Over twenty years ago, Mr. Endsley killed his father while he was insane. His jury so finds. So he gets committed to Patton State Hospital.
He stays there, getting treated, for a long, long time. Eventually, Mr. Endsley believes that he's now better, so he files a petition for a judicial declaration of the restoration of his sanity. The trial court, after hearing a recommendation from the hospital staff, decides that, yeah, he's better.
Which doesn't mean that he immediately gets released. Rather, under the statute, it just means that he gets conditionally released to an outpatient program first. Then, if he's "successful" in the outpatient program, he can then seek unconditional release into the community.

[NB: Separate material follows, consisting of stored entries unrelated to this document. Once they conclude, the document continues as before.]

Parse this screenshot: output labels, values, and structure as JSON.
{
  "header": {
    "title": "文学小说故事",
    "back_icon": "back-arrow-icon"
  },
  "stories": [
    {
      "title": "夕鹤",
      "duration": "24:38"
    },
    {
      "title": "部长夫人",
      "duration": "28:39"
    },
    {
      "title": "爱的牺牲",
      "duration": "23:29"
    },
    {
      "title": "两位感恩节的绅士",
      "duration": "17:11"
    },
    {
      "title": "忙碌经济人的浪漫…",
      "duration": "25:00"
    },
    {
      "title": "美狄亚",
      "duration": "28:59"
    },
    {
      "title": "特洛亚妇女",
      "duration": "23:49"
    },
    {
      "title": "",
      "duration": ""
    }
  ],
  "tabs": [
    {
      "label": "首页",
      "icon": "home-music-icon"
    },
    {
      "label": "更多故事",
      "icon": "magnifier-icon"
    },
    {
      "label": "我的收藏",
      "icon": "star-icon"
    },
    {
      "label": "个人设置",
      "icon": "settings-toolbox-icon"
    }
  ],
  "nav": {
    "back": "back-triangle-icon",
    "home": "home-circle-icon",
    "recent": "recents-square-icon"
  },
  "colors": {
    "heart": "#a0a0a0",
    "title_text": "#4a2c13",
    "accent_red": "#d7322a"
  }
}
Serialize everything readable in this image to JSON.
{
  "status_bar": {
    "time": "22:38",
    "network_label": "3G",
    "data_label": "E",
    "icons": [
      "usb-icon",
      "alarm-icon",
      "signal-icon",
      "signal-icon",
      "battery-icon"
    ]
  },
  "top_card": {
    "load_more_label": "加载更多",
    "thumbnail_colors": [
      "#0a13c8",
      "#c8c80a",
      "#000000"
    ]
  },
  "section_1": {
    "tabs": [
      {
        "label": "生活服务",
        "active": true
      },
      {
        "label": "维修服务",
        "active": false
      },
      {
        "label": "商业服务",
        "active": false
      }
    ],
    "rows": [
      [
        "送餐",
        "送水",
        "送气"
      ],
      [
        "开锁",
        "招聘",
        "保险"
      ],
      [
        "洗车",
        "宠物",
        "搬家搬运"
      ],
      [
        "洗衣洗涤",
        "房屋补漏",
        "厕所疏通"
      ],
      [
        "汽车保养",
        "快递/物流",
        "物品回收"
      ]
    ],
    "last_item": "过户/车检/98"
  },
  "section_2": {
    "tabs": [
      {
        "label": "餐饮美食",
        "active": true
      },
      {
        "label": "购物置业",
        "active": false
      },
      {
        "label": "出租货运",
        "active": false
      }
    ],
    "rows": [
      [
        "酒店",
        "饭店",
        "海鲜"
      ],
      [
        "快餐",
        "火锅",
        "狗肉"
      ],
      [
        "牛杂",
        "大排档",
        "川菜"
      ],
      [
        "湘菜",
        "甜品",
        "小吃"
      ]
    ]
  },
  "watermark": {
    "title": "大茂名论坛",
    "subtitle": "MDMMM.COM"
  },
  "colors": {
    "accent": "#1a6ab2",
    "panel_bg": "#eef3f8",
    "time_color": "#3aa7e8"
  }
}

Here, after around a year of Mr. Endsley's participation in the outpatient program, "the trial court revoked [Endsley's] outpatient status based on reports that he was not processing his anger issues with his group home staff." So he gets sent back to Patton. Not an especially nice place.
What strikes me about this process is just how completely subjective and arbitrary it is. Mr. Endsley gets recommitted to Patton because he "was not processing his anger issues" adequately. Really? He wasn't perfect in "processing his anger issues"? Who exactly amongst us is? I'm confident that I've had plenty of times that I didn't "process my anger issues" in the manner that's most psychologically productive. Should I be involuntarily committed to a state hospital as well? Plus, it's such a vague and amorphous thing. Okay, he gets angry. Okay, he should deal with it better. Ditto for all of us. How exactly does one draw the line between "not okay, but tolerable" expressions of frustration versus "not processing" one's anger so well that it justifies another decade or so in an institution.
Now, if Mr. Endsley is punching people, or smashing lamps, or knocking holes in the wall, look, I get it. That's a bad sign. But I'm not sure that inadequate "processing of anger issues" -- which is all the opinion says he did -- really gets me to the ending point here. Is that really all it takes? If so, I'm a bit worried. For people like Mr. Endsley as well as for everyone else. It seems like we should expect more from our criminal justice system than for your liberty to be based upon whether or not any one particular person feels like you're "processing your anger issues" in an optimal way. And, at least until today, I thought it did.
Of course, I get it. Mr. Endsley shot and killed his father. He's clearly got -- or at least had -- serious problems. We want to make sure he doesn't reoffend. And I'm certain that there's conduct short of punching someone that would make me conclude that, uh, yeah, that dude has serious anger issues and needs to be put back in the hospital. Pronto.
But I'm not sure that mere recitation of suboptimal "processing of anger issues with his group home staff" cuts it for me. For me, I'd need to hear a lot more. Otherwise it may sound like we're willing to send people back to a state hospital merely because some staff members think that someone is not "processing" things to the subjective satisfaction of others. Which I would find troubling.
I hope Mr. Endsley gets better. And I hope that we've got more definite rules -- standards, even -- for when people get deprived of their liberty rather than a mere inadequate "processing of anger issues".